Mapenzi mno
Mama Ismael’s daughter Maria failed her Form II exams. What this actually means is unclear–before two years ago it would have meant repeat the year or drop out; two years ago the government decided to essentially invalidate all Form II results and let everyone continue to Form III; but they may or may not have changed their minds again. That doesn’t really matter, she says, because she’s pretty sure Maria wouldn’t want to go back to school even if she could proceed to Form III instead of repeating Form II. Maria, she says, is distracted by matters of love. (“Unlike all the other teenagers in the world” I successfully avoid saying.) Mama Ismael explains it this way:
If you try to deal with two problems at once, one will become a snake. On the farm, can you farm with one hand and cook with the other? No. It’s not possible. Both hands need to be doing the same thing. Your thoughts need to be in one place. In the kitchen, if you’re cooking but thinking of something else, you’ll put sugar in the vegetables instead of salt. You have to pay attention to where you are, what you’re doing.
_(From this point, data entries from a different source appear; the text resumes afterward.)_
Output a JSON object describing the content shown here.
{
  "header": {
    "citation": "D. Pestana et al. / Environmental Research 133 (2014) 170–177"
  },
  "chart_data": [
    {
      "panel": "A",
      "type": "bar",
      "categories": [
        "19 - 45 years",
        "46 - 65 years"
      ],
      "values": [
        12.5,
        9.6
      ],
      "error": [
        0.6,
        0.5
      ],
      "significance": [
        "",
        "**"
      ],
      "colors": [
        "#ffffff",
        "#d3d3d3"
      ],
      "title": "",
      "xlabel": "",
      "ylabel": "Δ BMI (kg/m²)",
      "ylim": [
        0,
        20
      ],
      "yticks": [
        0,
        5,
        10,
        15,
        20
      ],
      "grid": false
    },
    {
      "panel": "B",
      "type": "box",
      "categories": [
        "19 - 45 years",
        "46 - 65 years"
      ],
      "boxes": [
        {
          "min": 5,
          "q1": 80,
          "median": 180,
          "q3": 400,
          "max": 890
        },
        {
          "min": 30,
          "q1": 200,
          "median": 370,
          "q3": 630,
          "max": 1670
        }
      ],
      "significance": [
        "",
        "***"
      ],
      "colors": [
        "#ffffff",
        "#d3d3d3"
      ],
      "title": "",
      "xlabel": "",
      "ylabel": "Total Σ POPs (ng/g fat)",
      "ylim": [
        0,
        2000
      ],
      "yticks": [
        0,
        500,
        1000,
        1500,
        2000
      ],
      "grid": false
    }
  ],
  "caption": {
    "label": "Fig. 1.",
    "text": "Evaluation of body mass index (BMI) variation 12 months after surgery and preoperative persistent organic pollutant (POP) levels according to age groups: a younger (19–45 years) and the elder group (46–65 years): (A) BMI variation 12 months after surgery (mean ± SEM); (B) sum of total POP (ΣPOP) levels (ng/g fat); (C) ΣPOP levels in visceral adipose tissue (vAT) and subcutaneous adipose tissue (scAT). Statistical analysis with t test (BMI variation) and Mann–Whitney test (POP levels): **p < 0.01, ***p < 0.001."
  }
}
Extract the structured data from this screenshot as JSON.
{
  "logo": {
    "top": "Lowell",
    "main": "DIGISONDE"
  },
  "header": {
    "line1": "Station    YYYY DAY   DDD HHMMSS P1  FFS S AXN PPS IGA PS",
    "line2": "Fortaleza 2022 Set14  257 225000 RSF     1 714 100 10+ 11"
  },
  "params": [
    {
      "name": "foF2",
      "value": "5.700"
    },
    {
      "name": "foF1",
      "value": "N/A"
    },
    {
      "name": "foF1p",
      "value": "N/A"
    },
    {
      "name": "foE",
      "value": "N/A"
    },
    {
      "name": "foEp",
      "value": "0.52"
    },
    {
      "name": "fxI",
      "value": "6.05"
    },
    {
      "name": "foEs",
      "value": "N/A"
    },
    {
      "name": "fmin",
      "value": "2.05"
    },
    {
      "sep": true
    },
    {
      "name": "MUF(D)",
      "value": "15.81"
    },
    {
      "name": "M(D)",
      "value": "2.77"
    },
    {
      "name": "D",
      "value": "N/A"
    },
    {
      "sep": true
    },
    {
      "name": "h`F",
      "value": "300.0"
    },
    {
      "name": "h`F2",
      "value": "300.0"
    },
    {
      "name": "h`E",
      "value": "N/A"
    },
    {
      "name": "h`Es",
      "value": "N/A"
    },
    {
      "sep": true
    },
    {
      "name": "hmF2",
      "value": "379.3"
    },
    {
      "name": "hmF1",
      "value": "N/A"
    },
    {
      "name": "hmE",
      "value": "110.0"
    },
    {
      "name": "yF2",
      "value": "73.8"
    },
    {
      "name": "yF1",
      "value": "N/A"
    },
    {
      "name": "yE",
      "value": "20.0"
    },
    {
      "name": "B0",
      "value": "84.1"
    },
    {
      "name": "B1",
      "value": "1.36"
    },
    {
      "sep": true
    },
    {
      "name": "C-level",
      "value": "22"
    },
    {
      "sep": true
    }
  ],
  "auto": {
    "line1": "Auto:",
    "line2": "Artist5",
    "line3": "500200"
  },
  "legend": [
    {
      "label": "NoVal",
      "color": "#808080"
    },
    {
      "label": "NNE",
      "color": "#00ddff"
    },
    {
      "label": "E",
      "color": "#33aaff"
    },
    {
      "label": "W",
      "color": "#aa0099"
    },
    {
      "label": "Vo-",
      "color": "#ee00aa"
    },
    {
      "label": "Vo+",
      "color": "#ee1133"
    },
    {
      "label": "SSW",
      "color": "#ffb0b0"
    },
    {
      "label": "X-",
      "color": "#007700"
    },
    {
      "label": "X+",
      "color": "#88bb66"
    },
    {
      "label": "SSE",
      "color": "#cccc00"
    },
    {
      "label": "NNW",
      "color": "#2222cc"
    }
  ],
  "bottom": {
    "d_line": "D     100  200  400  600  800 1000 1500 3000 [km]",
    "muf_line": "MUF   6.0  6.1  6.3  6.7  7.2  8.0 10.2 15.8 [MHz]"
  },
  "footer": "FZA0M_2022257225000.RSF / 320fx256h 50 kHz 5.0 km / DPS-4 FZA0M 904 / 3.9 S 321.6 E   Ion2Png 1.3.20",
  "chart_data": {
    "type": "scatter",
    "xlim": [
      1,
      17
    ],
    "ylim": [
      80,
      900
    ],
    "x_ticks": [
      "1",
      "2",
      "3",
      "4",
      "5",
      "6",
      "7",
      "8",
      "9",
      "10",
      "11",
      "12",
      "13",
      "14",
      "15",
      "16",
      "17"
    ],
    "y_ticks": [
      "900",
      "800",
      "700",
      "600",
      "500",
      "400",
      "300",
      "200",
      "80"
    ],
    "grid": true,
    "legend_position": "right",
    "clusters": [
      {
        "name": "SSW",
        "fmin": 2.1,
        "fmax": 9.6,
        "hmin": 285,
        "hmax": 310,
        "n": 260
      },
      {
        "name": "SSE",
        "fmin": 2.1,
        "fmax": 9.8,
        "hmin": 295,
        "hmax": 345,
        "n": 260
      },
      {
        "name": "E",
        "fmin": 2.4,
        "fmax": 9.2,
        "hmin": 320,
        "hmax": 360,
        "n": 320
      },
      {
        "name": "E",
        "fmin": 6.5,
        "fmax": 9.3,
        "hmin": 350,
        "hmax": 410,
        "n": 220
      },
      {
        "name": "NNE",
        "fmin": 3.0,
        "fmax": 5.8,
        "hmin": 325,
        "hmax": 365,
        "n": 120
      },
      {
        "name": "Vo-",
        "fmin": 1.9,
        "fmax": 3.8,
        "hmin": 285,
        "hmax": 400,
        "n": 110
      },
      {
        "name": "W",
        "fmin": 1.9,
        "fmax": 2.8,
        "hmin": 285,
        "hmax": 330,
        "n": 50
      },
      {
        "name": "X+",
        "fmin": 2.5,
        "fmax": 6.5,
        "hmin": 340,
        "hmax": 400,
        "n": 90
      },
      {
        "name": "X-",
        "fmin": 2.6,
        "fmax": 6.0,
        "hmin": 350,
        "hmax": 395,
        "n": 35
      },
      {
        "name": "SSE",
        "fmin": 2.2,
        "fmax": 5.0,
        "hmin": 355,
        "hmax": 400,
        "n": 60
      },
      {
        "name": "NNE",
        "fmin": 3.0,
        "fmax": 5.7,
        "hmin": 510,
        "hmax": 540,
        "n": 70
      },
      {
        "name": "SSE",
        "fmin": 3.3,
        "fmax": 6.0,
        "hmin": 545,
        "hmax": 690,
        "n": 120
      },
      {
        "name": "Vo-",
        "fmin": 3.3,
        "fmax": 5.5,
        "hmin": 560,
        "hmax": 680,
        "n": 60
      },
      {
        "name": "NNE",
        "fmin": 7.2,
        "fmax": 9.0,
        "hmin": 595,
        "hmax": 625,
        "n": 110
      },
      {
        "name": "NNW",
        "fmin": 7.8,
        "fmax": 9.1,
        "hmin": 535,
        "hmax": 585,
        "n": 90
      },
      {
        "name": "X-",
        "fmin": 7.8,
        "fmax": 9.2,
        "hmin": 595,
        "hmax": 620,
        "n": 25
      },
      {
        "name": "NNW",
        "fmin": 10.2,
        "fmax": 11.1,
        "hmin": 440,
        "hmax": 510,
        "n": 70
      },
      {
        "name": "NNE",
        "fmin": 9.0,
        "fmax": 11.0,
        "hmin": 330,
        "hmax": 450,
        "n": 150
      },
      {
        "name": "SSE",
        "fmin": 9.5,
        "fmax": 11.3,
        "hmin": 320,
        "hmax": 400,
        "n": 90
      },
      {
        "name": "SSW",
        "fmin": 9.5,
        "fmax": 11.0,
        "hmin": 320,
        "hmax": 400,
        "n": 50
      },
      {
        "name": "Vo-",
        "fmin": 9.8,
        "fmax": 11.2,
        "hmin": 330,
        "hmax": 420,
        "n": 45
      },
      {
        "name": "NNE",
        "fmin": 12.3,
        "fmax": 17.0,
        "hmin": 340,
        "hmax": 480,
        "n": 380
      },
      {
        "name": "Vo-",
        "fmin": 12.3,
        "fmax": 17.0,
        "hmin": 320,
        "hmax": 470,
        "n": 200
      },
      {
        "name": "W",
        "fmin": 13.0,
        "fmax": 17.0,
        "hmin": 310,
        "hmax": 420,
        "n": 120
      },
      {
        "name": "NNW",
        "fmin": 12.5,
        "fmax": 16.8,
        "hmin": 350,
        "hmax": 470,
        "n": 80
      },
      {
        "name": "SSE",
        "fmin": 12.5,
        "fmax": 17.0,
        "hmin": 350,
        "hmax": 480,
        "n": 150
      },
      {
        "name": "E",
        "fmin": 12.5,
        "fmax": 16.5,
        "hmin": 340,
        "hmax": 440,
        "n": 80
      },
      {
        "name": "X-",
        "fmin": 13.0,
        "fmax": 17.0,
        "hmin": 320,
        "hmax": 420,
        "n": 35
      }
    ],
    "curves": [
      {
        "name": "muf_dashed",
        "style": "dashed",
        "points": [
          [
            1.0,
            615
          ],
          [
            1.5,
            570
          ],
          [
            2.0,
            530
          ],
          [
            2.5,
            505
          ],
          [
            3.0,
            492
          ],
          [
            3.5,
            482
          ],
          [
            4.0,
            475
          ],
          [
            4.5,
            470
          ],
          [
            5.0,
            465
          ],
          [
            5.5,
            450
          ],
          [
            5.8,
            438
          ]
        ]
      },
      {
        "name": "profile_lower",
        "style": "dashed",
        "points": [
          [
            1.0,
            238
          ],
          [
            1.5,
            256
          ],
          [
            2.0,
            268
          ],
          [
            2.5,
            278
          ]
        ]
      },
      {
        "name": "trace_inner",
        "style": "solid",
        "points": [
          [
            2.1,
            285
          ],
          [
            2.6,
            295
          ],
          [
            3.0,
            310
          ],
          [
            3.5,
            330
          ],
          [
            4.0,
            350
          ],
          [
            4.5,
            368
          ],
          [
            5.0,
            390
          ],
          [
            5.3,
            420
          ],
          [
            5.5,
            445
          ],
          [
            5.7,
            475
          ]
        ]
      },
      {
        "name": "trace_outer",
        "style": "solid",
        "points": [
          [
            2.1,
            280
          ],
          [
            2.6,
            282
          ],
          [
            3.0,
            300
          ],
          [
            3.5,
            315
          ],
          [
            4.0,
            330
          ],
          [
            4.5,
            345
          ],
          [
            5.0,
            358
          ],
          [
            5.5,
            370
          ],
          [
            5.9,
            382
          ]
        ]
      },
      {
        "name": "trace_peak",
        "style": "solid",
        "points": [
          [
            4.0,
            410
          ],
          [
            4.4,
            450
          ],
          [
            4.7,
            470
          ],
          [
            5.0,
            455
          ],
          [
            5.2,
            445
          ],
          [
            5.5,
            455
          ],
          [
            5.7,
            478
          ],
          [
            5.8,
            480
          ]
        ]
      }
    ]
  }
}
It’s the age-old complaint of the parent: there will be plenty of time to live! Focus on your studies! The world, says Mama Ismael, will still be there when Maria’s done with school. It will wait for her. But Maria doesn’t realize that; she sees a handsome boy and doesn’t understand that more are being born every day. So she’s neglected her schoolwork. She sleeps out, some nights.
Tanzanian parenting and schooling are interesting, particularly when contrasted with their equivalents in America. Although Tanzanian parents and teachers may have more control over the physical actions of the children, I think that American ones have more control over thoughts and behavior patterns. If the only discipline method you know how to use is physical, than the only control you’ll get will be physical control. The speech that Mama Ismael gave me (much longer than the one above, which has been abridged and translated for your reading pleasure) was what she clearly wanted to say to her daughter, but probably never will. “You should talk to Maria about it,” I told her, “try to explain this to her” and she agreed that she should, but I don’t think she will. As far as I’ve observed, that’s not how Tanzanian parent-child relationships function.
Posted: February 7th, 2010 under Uncategorized.